Or rather: Those who can create devils and verify that those devils will take particular actually-beneficial actions as part of a complex diabolical compact, can more easily create angels that will take those actually-beneficial actions unconditionally.
I don’t understand the distinction between devils and angels here. Isn’t an angel just a devil that we’ve somehow game-theoried into helping us?
What does “want” mean here? Why is game theory some how extra special bad or good? From a behaviorist point of view, how do I tell apart an angel from a devil that has been game-theoried into being an angel? Do AGI’s have separate modules labeled “utility module” and “game theory” modules and making changes to the utility module is somehow good, but making changes to the game theory module is bad? Do angels have a utility function that just says “do the good’, or does it just contain a bunch of traits that we think are likely to result in good outcomes?
I don’t understand the distinction between devils and angels here. Isn’t an angel just a devil that we’ve somehow game-theoried into helping us?
An angel is an AGI programmed to help us and do exactly what we want directly, without relying on game theory.
A devil wants to make paperclips but we force it to make flourishing human lives or whatever. An angel just wants flourishing human lives.

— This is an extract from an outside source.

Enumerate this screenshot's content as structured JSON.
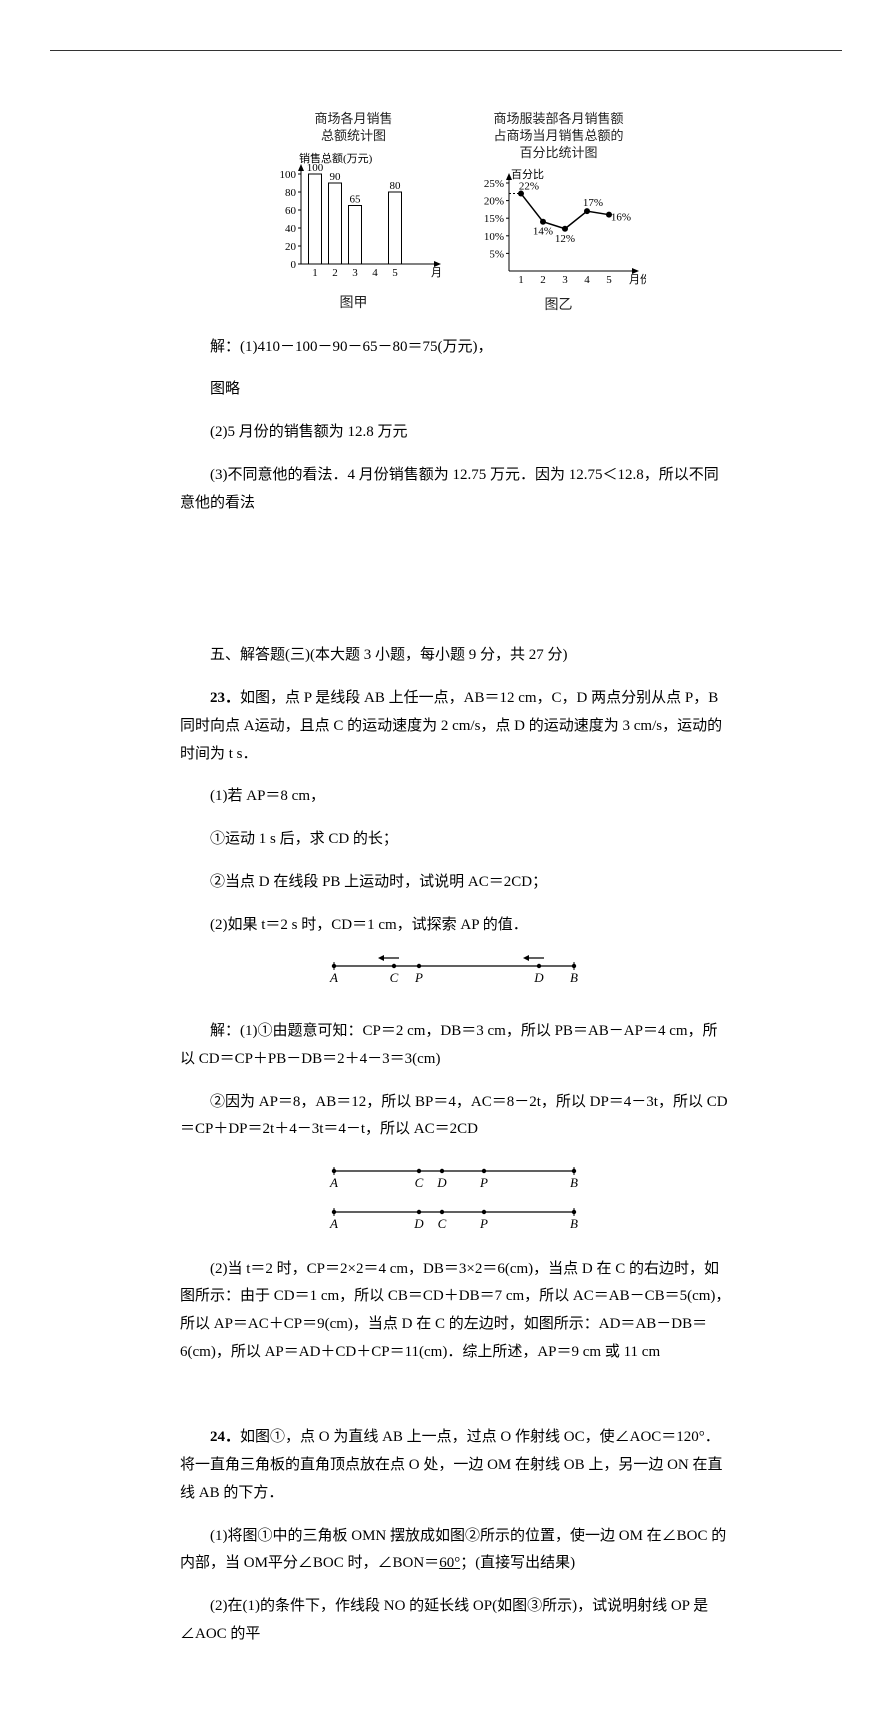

What does “want” mean here? Why is game theory some how extra special bad or good? From a behaviorist point of view, how do I tell apart an angel from a devil that has been game-theoried into being an angel? Do AGI’s have separate modules labeled “utility module” and “game theory” modules and making changes to the utility module is somehow good, but making changes to the game theory module is bad? Do angels have a utility function that just says “do the good’, or does it just contain a bunch of traits that we think are likely to result in good outcomes?